= Events Industry Council =

US-based non-profit organization

The Events Industry Council (formerly known as the Convention Industry Council (CIC)) is a non-profit federation of more than 30 U.S. and international organizations involved in the meetings, conventions and exhibitions industry. The Events Industry Council's member organizations represent more than 103,500 individuals and 19,300 firms or properties across all sectors of the industry.

== History ==

The Convention Liaison Council was founded in New York City in 1949 by four organizations – American Society of Association Executives (ASAE); American Hotel and Motel Association (AH&MA); Hospitality Sales & Marketing Association International (HSMAI); and International Association of Convention and Visitor Bureaus (IACVB). In 2000, the organization changed its name to the Convention Industry Council. In the years since its inception, CIC has grown to include more than 30 member organizations. The Events Industry Council is currently headquartered in Alexandria, VA. In 2017, the organization underwent a further name change to the Events Industry Council.
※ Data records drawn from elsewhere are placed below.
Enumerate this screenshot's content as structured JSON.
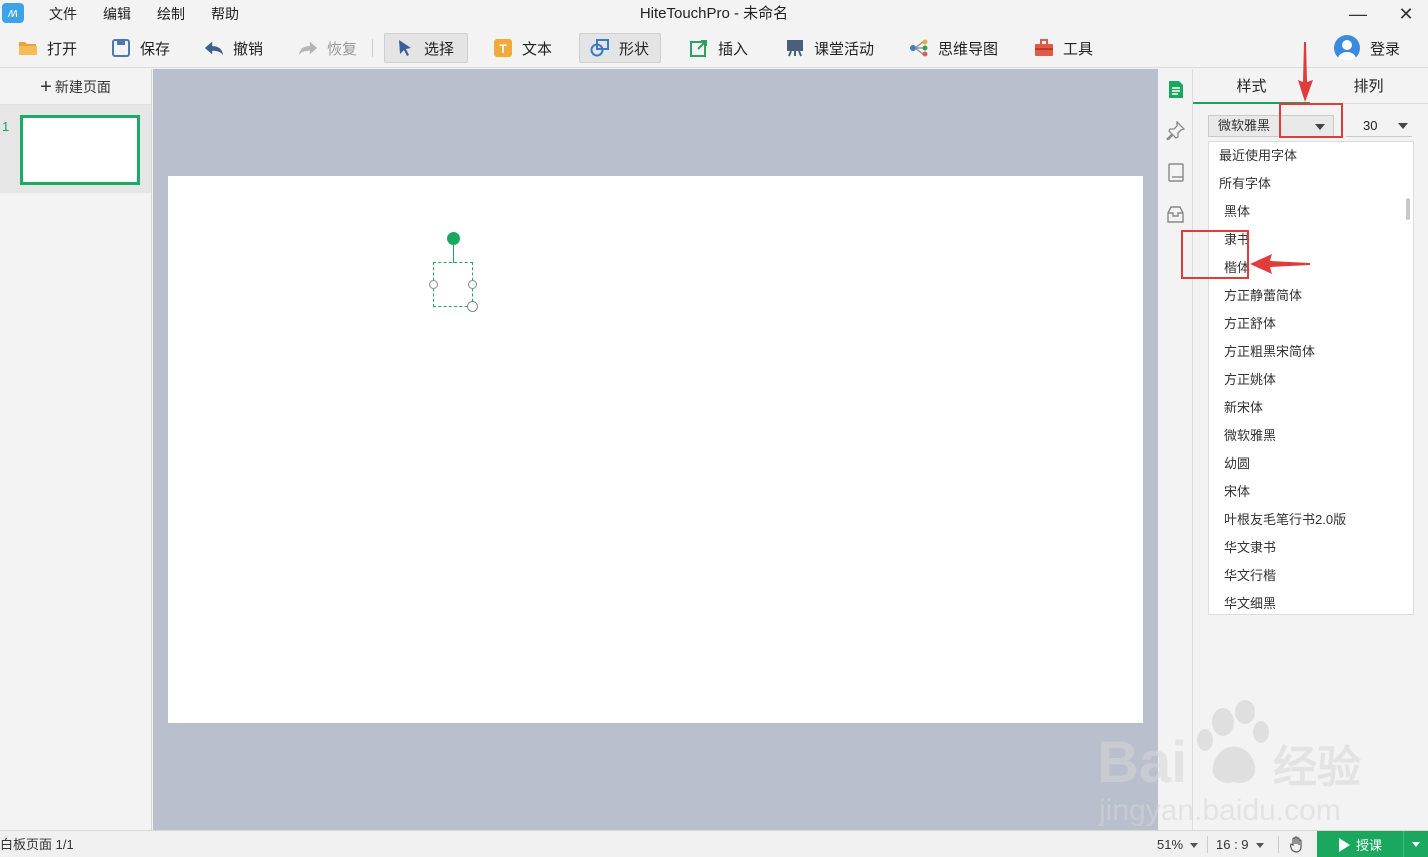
{
  "window": {
    "title": "HiteTouchPro - 未命名",
    "minimize": "—",
    "close": "✕"
  },
  "menu": [
    "文件",
    "编辑",
    "绘制",
    "帮助"
  ],
  "toolbar": {
    "open": "打开",
    "save": "保存",
    "undo": "撤销",
    "redo": "恢复",
    "select": "选择",
    "text": "文本",
    "shape": "形状",
    "insert": "插入",
    "classroom": "课堂活动",
    "mindmap": "思维导图",
    "tools": "工具",
    "login": "登录"
  },
  "left_panel": {
    "new_page": "新建页面",
    "pages": [
      {
        "number": "1"
      }
    ]
  },
  "right_panel": {
    "tabs": [
      "样式",
      "排列"
    ],
    "active_tab": "样式",
    "font_value": "微软雅黑",
    "size_value": "30",
    "font_groups": [
      "最近使用字体",
      "所有字体"
    ],
    "fonts": [
      "黑体",
      "隶书",
      "楷体",
      "方正静蕾简体",
      "方正舒体",
      "方正粗黑宋简体",
      "方正姚体",
      "新宋体",
      "微软雅黑",
      "幼圆",
      "宋体",
      "叶根友毛笔行书2.0版",
      "华文隶书",
      "华文行楷",
      "华文细黑"
    ]
  },
  "status": {
    "page_info": "白板页面 1/1",
    "zoom": "51%",
    "ratio": "16 : 9",
    "start": "授课"
  },
  "colors": {
    "accent": "#19a85e",
    "canvas_bg": "#b9bfcc",
    "annotation": "#e03c3c",
    "avatar": "#3a8be0"
  },
  "watermark": {
    "text_main": "Bai",
    "text_cn": "经验",
    "text_url": "jingyan.baidu.com"
  }
}
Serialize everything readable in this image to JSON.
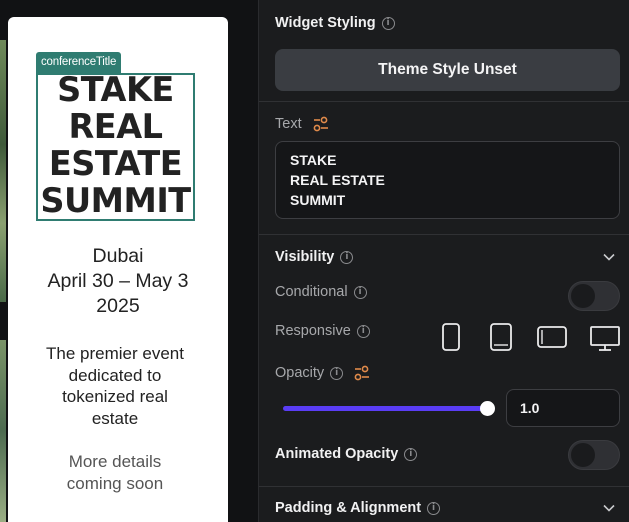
{
  "preview": {
    "tag": "conferenceTitle",
    "title": "STAKE\nREAL\nESTATE\nSUMMIT",
    "city": "Dubai",
    "dates": "April 30 – May 3\n2025",
    "description": "The premier event\ndedicated to\ntokenized real\nestate",
    "more": "More details\ncoming soon"
  },
  "panel": {
    "widget_styling": {
      "title": "Widget Styling",
      "button": "Theme Style Unset"
    },
    "text": {
      "label": "Text",
      "value": "STAKE\nREAL ESTATE\nSUMMIT"
    },
    "visibility": {
      "title": "Visibility",
      "conditional_label": "Conditional",
      "responsive_label": "Responsive",
      "devices": [
        "mobile-icon",
        "tablet-portrait-icon",
        "tablet-landscape-icon",
        "desktop-icon"
      ],
      "opacity_label": "Opacity",
      "opacity_value": "1.0",
      "opacity_fraction": 1.0,
      "animated_opacity_label": "Animated Opacity"
    },
    "padding": {
      "title": "Padding & Alignment"
    }
  },
  "colors": {
    "accent": "#5a3df5",
    "tag": "#2f7c71",
    "tune_icon": "#e08a4a"
  }
}
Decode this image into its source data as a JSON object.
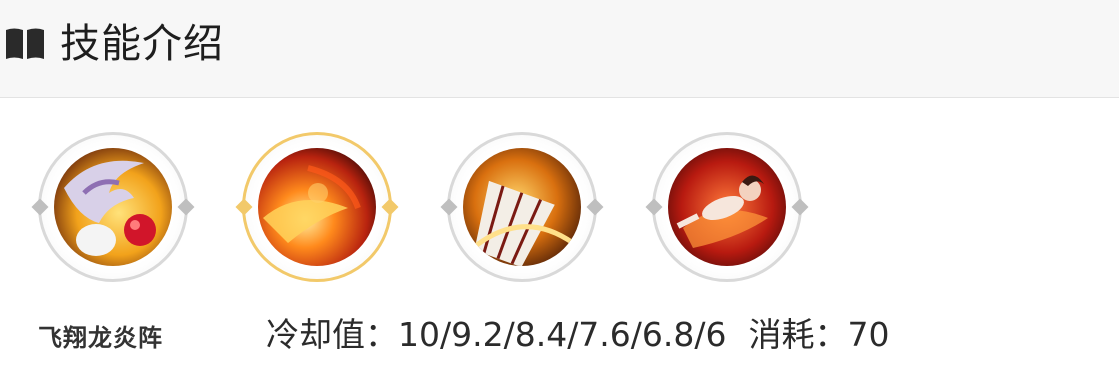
{
  "header": {
    "icon": "book-icon",
    "title": "技能介绍"
  },
  "skills": [
    {
      "icon": "skill-1-icon",
      "active": false
    },
    {
      "icon": "skill-2-icon",
      "active": true
    },
    {
      "icon": "skill-3-icon",
      "active": false
    },
    {
      "icon": "skill-4-icon",
      "active": false
    }
  ],
  "detail": {
    "skill_name": "飞翔龙炎阵",
    "cooldown_label": "冷却值：",
    "cooldown_value": "10/9.2/8.4/7.6/6.8/6",
    "cost_label": "消耗：",
    "cost_value": "70"
  },
  "colors": {
    "active_ring": "#f2c96a",
    "inactive_ring": "#d9d9d9",
    "header_bg": "#f7f7f7"
  }
}
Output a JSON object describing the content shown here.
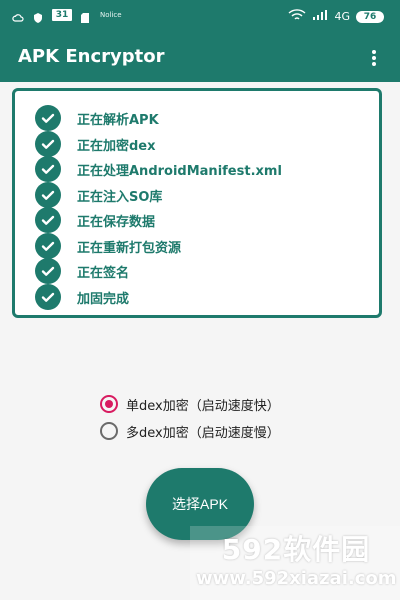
{
  "status_bar": {
    "network_label": "4G",
    "battery_text": "76",
    "calendar_day": "31",
    "note_text": "Nolice"
  },
  "app_bar": {
    "title": "APK Encryptor",
    "menu_icon": "more-vert-icon"
  },
  "steps": [
    {
      "label": "正在解析APK",
      "status": "done"
    },
    {
      "label": "正在加密dex",
      "status": "done"
    },
    {
      "label": "正在处理AndroidManifest.xml",
      "status": "done"
    },
    {
      "label": "正在注入SO库",
      "status": "done"
    },
    {
      "label": "正在保存数据",
      "status": "done"
    },
    {
      "label": "正在重新打包资源",
      "status": "done"
    },
    {
      "label": "正在签名",
      "status": "done"
    },
    {
      "label": "加固完成",
      "status": "done"
    }
  ],
  "options": [
    {
      "label": "单dex加密（启动速度快）",
      "selected": true
    },
    {
      "label": "多dex加密（启动速度慢）",
      "selected": false
    }
  ],
  "action": {
    "label": "选择APK"
  },
  "watermark": {
    "brand": "592软件园",
    "url": "www.592xiazai.com"
  },
  "colors": {
    "primary": "#1e7a6c",
    "accent": "#d81b60",
    "background": "#f5f5f5",
    "card_background": "#ffffff"
  }
}
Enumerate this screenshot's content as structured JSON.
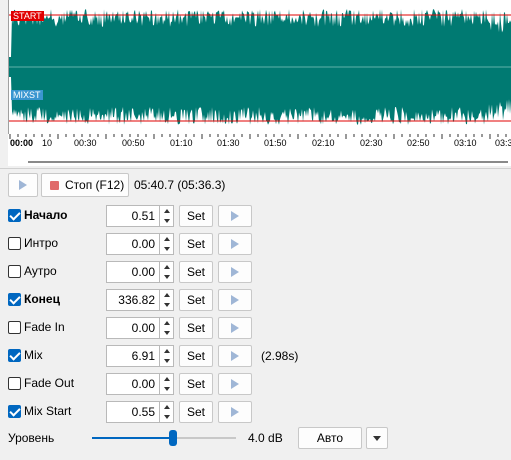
{
  "waveform": {
    "start_marker": "START",
    "mix_marker": "MIXST",
    "wave_color": "#007a72",
    "start_marker_color": "#e00000",
    "mix_marker_color": "#3a96d0"
  },
  "timeline": {
    "labels": [
      "00:00",
      "10",
      "00:30",
      "00:50",
      "01:10",
      "01:30",
      "01:50",
      "02:10",
      "02:30",
      "02:50",
      "03:10",
      "03:3"
    ]
  },
  "transport": {
    "stop_label": "Стоп (F12)",
    "time": "05:40.7 (05:36.3)"
  },
  "rows": [
    {
      "label": "Начало",
      "value": "0.51",
      "checked": true,
      "bold": true,
      "note": ""
    },
    {
      "label": "Интро",
      "value": "0.00",
      "checked": false,
      "bold": false,
      "note": ""
    },
    {
      "label": "Аутро",
      "value": "0.00",
      "checked": false,
      "bold": false,
      "note": ""
    },
    {
      "label": "Конец",
      "value": "336.82",
      "checked": true,
      "bold": true,
      "note": ""
    },
    {
      "label": "Fade In",
      "value": "0.00",
      "checked": false,
      "bold": false,
      "note": ""
    },
    {
      "label": "Mix",
      "value": "6.91",
      "checked": true,
      "bold": false,
      "note": "(2.98s)"
    },
    {
      "label": "Fade Out",
      "value": "0.00",
      "checked": false,
      "bold": false,
      "note": ""
    },
    {
      "label": "Mix Start",
      "value": "0.55",
      "checked": true,
      "bold": false,
      "note": ""
    }
  ],
  "set_label": "Set",
  "level": {
    "label": "Уровень",
    "value": "4.0 dB",
    "slider_fraction": 0.56,
    "auto_label": "Авто"
  }
}
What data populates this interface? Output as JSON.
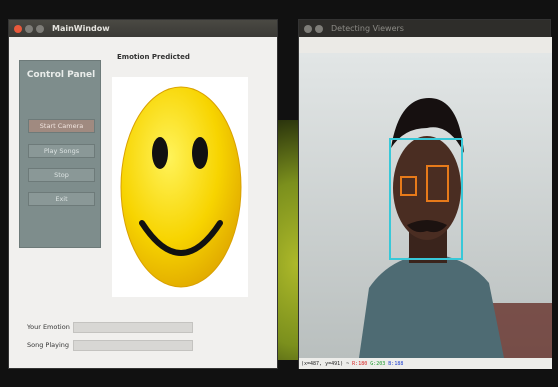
{
  "main_window": {
    "title": "MainWindow",
    "control_panel": {
      "title": "Control Panel",
      "buttons": [
        "Start Camera",
        "Play Songs",
        "Stop",
        "Exit"
      ],
      "active_index": 0
    },
    "emotion_heading": "Emotion Predicted",
    "emotion_image": "smiley-face",
    "fields": [
      {
        "label": "Your Emotion",
        "value": ""
      },
      {
        "label": "Song Playing",
        "value": ""
      }
    ]
  },
  "viewer_window": {
    "title": "Detecting Viewers",
    "status": {
      "coords": "(x=487, y=491) ~",
      "r": "R:180",
      "g": "G:203",
      "b": "B:188"
    },
    "colors": {
      "face_box": "#38c8d8",
      "eye_box": "#e77a1a",
      "r": "#d62020",
      "g": "#1a9a2a",
      "b": "#2040d0"
    }
  }
}
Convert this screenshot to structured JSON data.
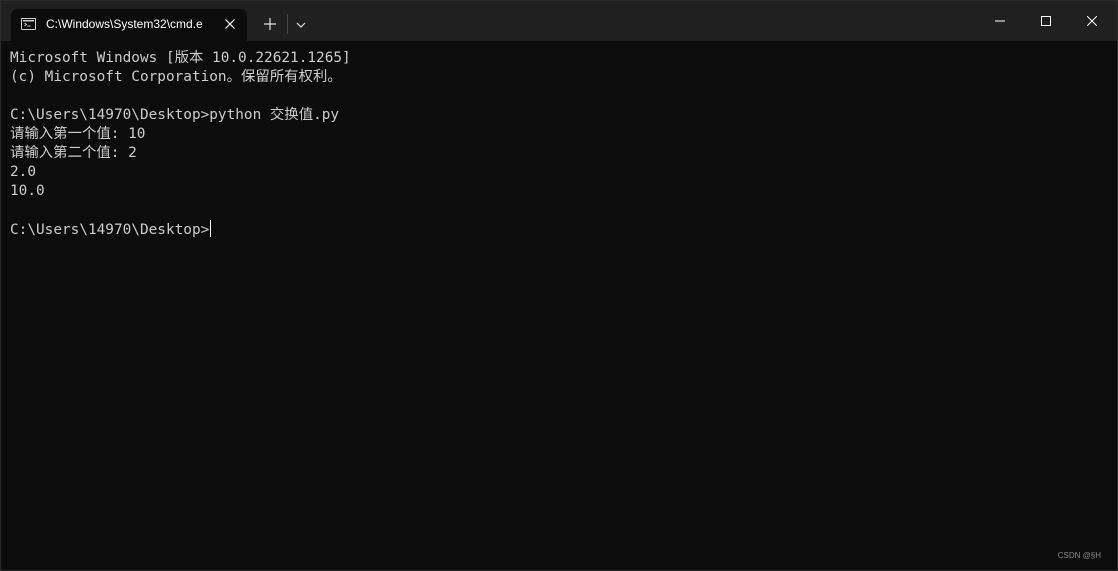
{
  "tab": {
    "title": "C:\\Windows\\System32\\cmd.e"
  },
  "terminal": {
    "lines": [
      "Microsoft Windows [版本 10.0.22621.1265]",
      "(c) Microsoft Corporation。保留所有权利。",
      "",
      "C:\\Users\\14970\\Desktop>python 交换值.py",
      "请输入第一个值: 10",
      "请输入第二个值: 2",
      "2.0",
      "10.0",
      "",
      "C:\\Users\\14970\\Desktop>"
    ]
  },
  "watermark": "CSDN @§H",
  "colors": {
    "background": "#0c0c0c",
    "titlebar": "#202020",
    "text": "#cccccc"
  },
  "icons": {
    "tab": "terminal-icon",
    "close": "close-icon",
    "new_tab": "plus-icon",
    "dropdown": "chevron-down-icon",
    "minimize": "minimize-icon",
    "maximize": "maximize-icon",
    "window_close": "close-icon"
  }
}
== Member organizations ==

- AMC Institute – Formerly IAAMC
- American Hotel & Lodging Association (AH&LA)
- American Society of Association Executives & The Center for Association Leadership (ASAE & The center)
- Association of Collegiate Conference and Events Directors-International (ACCED-I)
- Association of Destination Management Executives International (ADME International)
- Convention Sales Professionals International (CSPI)
- Corporate Event Marketing Association (CEMA)
- Destinations International
- Event Service Professionals Association (ESPA)
- Exhibition Services & Contractors Association (ESCA)
- Federacion De Entidades Organizadoras De Congresos Y Afines De America Latina (COCAL)
- Healthcare Convention and Exhibitors Association (HCEA)
- Hospitality Sales and Marketing Association International (HSMAI)
- International Association of Venue Managers (IAVM)
- International Association of Conference Centers (IACC)
- Incentive Research Foundation
- International Association of Exhibitions & Events (IAEE)
- International Association of Professional Congress Organisers (IAPCO)
- International Association of Speakers Bureaus (IASB)
- International Association of Venue Managers (IAVM)
- International Congress and Convention Association (ICCA)
- International Live Events Association (ILEA)
- Meeting Professionals International (MPI)
- National Association for Catering and Events (NACE)
- National Coalition of Black Meeting Planners (NCBMP)
- National Speakers Association (NSA)
- Professional Convention Management Association (PCMA)
- Religious Conference Management Association (RCMA)
- Society of Government Meeting Professionals (SGMP)
- Society for Incentive Travel Excellence (SITE)
- Society of Independent Show Organizers (SISO)
- Southern African Association of the Conference Industry (SAACI)
- US Travel Association (U.S. Travel)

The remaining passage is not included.